2020-08-27

A More Expensive, But Not That Expensive, Portable Receiver.

On Ebay I purchased the Tecsun PL-660 portable radio receiver.

The PL-660 covers long wave (LW), medium wave (MW, AM band),  short wave (SW) up to 30MHz, the FM broadcast band (76 - 108MHz)  and the 118 - 136MHz air band (using AM). The receiver is also capable of AM synchronous demodulation and SSB  reception.

The receiver has a digital signal processing demodulator at the IF, and provides two bandwidths on AM reception, and that is a very useful feature, I found.

The receiver has an antenna input jack, specified to work on SW and the FM band. A test shows that it sooks like working in the air band as well. An external (active) antenna for air band reception should provide useful,  an FM antenna should be interesting, too.

The receiver uses 4 AA size cells for it power supply. These can be 1.5V (alkaline) or 1.2V rechargeable cells. I used a set of Eneloop (NiMH) cells, and when fully charged, they showed "battery full" on the indicator, and also tells that I was using NiMH batteries. It stayed like that throughout the testing of the radio.


The air band would have been perfect for my propagation monitoring if the VOR band 108 - 188MHz were included, but I reckon that I could use a low cost SDR for that, if need be.

A quick test showed that the sensitivity of the receiver is quite good on MW,SW and FM, as well as the lower part of the air band. The higher part of the air band seemed to lack gain, maybe due to bad tracking of the input filter.

Speaker quality sounds quite good for its size.

To me, however, it sounds like the DSP (demodulator/IF filter) could be improved, I detected some distortion, especially with somewhat noisy signals, that I never noticed on a fully analog receiver, or with my Icom IC-7300 and similar SDR/DSP heavy radios. OK, I guess that I got what I payed for ;)

I do think that this could be improved in later models. I suspect that it is not possible, or at least not easy, to update the firmware of the PL-660.

The accompanying power adapter, however was a bit of a disappointment. The adapter from US plug to EU plug did not fit into a mains socket, and just bent completely out of shape, no matter how carefully I tried to insert the plug(adapter). So I could simply not test the power adapter. I should probably try to find a suitable adapter, or simply cut the cord with the plug for the radio and make my own 6V power supply for this receiver.
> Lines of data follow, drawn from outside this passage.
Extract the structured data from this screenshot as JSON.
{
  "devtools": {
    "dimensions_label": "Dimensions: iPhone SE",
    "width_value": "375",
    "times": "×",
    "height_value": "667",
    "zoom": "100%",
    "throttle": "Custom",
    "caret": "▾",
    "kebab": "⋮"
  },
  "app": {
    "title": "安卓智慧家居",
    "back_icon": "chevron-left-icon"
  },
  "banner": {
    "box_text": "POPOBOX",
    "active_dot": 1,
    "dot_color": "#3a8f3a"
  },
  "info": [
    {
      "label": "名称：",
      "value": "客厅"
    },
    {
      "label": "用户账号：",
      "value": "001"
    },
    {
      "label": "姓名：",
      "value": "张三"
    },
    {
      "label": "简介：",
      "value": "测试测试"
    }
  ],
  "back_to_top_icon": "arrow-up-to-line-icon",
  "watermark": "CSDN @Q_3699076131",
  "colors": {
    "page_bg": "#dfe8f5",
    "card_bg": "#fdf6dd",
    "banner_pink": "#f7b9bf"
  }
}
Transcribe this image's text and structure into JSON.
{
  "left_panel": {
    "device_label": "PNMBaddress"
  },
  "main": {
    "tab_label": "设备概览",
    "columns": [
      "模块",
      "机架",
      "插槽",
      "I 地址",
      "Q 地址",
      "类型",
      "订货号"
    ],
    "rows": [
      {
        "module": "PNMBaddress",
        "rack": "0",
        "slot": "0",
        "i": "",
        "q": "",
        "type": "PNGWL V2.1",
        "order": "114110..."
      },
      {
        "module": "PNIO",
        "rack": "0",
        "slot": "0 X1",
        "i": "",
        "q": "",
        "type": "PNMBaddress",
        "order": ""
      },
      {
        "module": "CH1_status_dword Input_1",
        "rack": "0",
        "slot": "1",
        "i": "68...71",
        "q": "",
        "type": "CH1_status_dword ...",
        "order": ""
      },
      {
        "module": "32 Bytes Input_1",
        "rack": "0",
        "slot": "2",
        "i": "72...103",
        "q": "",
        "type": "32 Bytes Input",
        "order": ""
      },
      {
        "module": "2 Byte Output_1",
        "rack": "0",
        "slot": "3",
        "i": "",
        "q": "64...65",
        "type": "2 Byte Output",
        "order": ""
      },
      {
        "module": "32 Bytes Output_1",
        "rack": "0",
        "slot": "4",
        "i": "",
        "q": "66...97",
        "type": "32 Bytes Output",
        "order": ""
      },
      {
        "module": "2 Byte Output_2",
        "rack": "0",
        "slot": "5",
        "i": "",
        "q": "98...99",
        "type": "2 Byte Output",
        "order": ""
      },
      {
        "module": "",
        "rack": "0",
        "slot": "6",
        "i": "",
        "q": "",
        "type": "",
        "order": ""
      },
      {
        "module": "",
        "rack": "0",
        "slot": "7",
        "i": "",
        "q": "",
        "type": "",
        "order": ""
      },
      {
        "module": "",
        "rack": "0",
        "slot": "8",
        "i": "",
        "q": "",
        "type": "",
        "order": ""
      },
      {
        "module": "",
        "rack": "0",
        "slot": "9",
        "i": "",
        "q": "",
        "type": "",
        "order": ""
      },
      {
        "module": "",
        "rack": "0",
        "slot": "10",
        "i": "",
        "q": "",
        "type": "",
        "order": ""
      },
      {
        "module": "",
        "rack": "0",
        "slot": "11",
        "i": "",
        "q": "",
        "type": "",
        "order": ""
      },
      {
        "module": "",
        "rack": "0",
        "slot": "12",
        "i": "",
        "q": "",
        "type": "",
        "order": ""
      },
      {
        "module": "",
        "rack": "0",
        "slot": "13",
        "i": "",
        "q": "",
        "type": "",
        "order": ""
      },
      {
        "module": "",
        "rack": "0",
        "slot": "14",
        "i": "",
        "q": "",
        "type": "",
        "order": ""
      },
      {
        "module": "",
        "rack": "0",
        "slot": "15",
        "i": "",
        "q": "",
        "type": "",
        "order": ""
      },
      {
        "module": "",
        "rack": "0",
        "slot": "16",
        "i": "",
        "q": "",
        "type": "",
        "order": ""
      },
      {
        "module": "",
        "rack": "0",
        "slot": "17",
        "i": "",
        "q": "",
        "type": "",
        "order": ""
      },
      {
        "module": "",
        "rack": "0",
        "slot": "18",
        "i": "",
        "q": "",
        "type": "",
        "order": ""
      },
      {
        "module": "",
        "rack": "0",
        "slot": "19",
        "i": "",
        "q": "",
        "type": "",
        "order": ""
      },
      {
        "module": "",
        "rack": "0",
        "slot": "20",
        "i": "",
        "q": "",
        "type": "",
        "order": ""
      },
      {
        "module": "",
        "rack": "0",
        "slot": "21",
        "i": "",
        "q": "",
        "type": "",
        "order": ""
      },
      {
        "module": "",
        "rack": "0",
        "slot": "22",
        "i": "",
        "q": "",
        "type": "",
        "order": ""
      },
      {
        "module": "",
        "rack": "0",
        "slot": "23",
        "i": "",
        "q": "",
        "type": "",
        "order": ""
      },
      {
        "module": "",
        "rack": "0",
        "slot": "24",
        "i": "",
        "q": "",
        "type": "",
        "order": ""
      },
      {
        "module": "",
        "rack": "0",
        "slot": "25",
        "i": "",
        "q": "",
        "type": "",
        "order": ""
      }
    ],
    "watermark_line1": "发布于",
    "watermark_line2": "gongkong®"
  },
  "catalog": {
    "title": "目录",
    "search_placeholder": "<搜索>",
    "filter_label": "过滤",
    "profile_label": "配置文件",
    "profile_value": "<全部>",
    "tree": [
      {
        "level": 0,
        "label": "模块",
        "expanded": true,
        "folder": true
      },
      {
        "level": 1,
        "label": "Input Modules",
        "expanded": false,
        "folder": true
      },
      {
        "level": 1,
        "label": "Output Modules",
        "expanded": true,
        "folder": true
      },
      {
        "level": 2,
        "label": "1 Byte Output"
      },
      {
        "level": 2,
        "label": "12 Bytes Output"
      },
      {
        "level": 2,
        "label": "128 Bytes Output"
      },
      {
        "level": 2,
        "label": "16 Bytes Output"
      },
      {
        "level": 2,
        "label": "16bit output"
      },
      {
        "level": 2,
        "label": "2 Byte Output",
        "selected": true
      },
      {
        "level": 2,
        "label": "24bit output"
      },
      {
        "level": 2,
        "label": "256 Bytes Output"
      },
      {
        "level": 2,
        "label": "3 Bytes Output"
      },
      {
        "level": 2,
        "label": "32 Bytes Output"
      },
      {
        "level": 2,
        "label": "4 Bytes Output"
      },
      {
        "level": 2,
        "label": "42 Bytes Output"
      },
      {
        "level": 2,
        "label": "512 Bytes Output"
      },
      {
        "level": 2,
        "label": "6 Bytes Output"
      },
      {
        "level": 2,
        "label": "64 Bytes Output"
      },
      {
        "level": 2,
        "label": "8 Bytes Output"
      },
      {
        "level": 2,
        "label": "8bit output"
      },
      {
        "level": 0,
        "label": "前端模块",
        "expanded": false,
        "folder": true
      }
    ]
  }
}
All in all it is a nice and usable addition to my receiver park, I like monitoring a lot of frequencies simultaneously, to get an idea of the radio propagation conditions, be it on LW,MW,SW or VHF/UHF/Microwaves. The previously purchased "cheap" receiver is no more than just a toy, unlike this one. 

Maybe I should make another post or a few, about the setup I use for propagation monitoring. I think, however, that this should be at a later stage when I have completed more of the system.